In verse 11 we read that the Word of God serves as a warning to those who submit themselves to His direction in their lives. As we move to verse 12 a rhetorical question is asked. “Who can discern his [man’s] errors?” The obvious answer is God, and from that the psalmist turns to a prayer for his life. Recognizing that he has to deal with his known and exposed sins, David asks God to show to him even the hidden sins, failings, or faults which he might be committing or had committed which needed to be dealt with.
David knew that God knew absolutely everything about him, things which he had no inkling of himself. Repeatedly David asked God to search him and show him those things. In Psalm 139, where we read how intimately God is aware of every aspect of our lives, David closes with “Search me, O God, and know my heart; try me and know my anxious thoughts; and see if there be any hurtful way in me, and lead me in the everlasting way.” (Psalm 139:23–24, NASB95)
David wanted his life to be opened by God and exposed so that he might see its darkest corners. In addition to those hidden things which needed to be exposed, David was also sensitive to those areas in which he didn’t even stop and ask for direction. Here we read David asking to be kept back from presumptuous sins. These presumptuous sins are more than just moving forward without asking, but they have the aspect of presuming that you know best and you don’t need to check in with God. It is when we set our path without looking to God who establishes it, and so frequently when we do this we wind up some place where we are left to wonder how we got there.
David’s son, Solomon, learned something about this in writing Proverbs 3:5-6, “Trust in the Lord with all your heart and do not lean on your own understanding. In all your ways acknowledge Him, and He will make your paths straight.” (Proverbs 3:5–6, NASB95)

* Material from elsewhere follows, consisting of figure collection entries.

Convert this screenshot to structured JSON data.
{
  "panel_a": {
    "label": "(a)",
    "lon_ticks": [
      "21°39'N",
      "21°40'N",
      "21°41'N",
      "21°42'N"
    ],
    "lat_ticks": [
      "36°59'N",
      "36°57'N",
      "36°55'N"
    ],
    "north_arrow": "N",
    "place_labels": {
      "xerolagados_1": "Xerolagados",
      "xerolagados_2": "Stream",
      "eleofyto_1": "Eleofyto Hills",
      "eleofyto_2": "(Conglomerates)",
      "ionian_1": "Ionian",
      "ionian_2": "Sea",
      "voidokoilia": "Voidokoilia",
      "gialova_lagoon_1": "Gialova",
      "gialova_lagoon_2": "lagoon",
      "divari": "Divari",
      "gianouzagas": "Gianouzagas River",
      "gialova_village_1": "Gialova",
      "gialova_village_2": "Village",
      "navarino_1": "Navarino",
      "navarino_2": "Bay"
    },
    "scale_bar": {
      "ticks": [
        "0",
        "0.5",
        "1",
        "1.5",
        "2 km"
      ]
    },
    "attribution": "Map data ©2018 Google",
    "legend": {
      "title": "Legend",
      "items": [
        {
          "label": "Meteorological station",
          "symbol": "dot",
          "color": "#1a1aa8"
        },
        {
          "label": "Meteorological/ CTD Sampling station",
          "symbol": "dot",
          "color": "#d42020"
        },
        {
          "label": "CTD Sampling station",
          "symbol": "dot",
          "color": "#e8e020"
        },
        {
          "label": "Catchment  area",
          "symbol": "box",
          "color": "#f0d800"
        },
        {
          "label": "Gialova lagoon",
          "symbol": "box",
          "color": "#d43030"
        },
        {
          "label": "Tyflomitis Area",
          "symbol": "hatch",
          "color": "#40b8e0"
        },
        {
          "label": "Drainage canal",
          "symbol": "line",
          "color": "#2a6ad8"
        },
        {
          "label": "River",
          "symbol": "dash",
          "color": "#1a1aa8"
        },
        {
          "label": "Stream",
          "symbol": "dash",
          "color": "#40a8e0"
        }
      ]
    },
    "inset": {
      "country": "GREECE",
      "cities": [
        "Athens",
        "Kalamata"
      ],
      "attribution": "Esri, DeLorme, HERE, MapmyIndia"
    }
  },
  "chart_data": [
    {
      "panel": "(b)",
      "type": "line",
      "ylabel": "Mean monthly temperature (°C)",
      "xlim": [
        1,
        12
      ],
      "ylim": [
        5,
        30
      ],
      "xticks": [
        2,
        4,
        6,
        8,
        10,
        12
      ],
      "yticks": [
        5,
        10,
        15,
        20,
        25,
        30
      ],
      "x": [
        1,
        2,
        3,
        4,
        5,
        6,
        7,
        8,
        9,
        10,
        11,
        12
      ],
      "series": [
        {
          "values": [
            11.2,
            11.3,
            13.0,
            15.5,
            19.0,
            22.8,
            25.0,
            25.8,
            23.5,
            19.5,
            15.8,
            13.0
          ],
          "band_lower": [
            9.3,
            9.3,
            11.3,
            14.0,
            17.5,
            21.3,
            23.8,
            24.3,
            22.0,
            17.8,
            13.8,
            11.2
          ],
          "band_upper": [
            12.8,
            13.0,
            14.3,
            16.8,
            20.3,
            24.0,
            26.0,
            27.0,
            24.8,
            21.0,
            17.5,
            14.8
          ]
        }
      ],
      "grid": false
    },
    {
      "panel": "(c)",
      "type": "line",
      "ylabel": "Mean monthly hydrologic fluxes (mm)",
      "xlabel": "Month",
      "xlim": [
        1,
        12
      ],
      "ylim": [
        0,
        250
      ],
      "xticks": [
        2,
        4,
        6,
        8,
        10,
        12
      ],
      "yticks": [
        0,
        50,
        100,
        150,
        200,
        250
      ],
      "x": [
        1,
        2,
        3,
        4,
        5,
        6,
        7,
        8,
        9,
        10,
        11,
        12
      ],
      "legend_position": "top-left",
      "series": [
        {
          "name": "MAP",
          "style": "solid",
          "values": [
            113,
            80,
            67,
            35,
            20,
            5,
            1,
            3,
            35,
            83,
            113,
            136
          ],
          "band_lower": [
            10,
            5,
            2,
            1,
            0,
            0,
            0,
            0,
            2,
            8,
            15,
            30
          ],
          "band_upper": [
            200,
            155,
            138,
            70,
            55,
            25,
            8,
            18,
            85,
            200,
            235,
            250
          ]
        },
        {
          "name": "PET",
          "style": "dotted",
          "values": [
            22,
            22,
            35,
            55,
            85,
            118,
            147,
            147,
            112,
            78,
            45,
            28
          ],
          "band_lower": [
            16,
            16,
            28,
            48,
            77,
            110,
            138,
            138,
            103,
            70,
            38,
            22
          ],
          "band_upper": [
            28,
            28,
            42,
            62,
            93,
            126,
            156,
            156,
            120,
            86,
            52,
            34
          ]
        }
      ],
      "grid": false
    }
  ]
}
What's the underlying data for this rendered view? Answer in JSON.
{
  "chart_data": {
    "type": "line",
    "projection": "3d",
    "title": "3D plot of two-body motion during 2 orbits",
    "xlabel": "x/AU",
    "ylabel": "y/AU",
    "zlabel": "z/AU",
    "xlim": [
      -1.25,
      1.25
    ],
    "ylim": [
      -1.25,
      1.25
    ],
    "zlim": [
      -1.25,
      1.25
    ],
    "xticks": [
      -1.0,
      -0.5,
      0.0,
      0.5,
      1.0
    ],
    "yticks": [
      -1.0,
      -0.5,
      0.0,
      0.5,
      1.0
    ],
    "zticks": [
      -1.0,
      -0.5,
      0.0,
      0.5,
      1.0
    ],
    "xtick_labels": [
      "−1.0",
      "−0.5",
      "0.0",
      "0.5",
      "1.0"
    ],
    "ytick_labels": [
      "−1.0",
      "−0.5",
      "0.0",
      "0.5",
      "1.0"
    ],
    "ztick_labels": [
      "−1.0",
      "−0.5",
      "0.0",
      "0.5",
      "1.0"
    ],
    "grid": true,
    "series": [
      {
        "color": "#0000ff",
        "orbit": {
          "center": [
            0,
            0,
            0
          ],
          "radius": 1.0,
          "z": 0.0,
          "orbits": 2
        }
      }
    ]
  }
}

James, the half-brother of Jesus, wrote, “Come now, you who say, “Today or tomorrow we will go to such and such a city, and spend a year there and engage in business and make a profit.” Yet you do not know what your life will be like tomorrow. You are just a vapor that appears for a little while and then vanishes away. Instead, you ought to say, “If the Lord wills, we will live and also do this or that.” But as it is, you boast in your arrogance; all such boasting is evil. Therefore, to one who knows the right thing to do and does not do it, to him it is sin.” (James 4:13–17, NASB95)
David recognized that his life was intended to be lived under the direction of God and not according to how capable he might have felt himself. And so he asked God to not only show him those areas of arrogant living, but also to keep him from them and not to let them have rule over him. In doing this he declared that he would then be blameless and innocent before God and kept away from one thing leading to the next until he strayed far away from where God would have him be.
He closes the psalm with a prayer and a hope that all that he spoke from his mouth or treasured in his heart would be honoring to God and fully acceptable to Him. It is this heart bent toward God that God knew of David when he was still a shepherd and He spoke through the prophet Samuel to the then King Saul, “But now your kingdom shall not endure. The Lord has sought out for Himself a man after His own heart, and the Lord has appointed him as ruler over His people, because you have not kept what the Lord commanded you.” (1 Samuel 13:14, NASB95)
From reading God’s Word we know that David sinned and even sinned greatly according to our standards. But in Acts we read this of him, “After He had removed him [Saul], He raised up David to be their king, concerning whom He also testified and said, ‘I have found David the son of Jesse, a man after My heart, who will do all My will.’” (Acts 13:22, NASB95) Knowing these things of David and knowing God’s opinion of David gives us great hope. Knowing that Jesus came to pay the penalty for our sins, and through Him all of them are forgiven—past, present, and future—we can find great encouragement ourselves in knowing that God does not turn His back on us. But at the same time, He also expects us to seek after Him with all of our hearts and to lean on Him for His direction in our lives, dealing with sins as they are exposed, and trusting in His Word as the infallible record of what we need to know and how we are to live.
“All Scripture is inspired by God and profitable for teaching, for reproof, for correction, for training in righteousness; so that the man of God may be adequate, equipped for every good work.” (2 Timothy 3:16–17, NASB95)
David closed this psalm with, “O Lord, my rock and my redeemer.” This is an incredible statement of the unshakable hope that David had in God. And is one that we all can share in and many of us have likely even sung in song.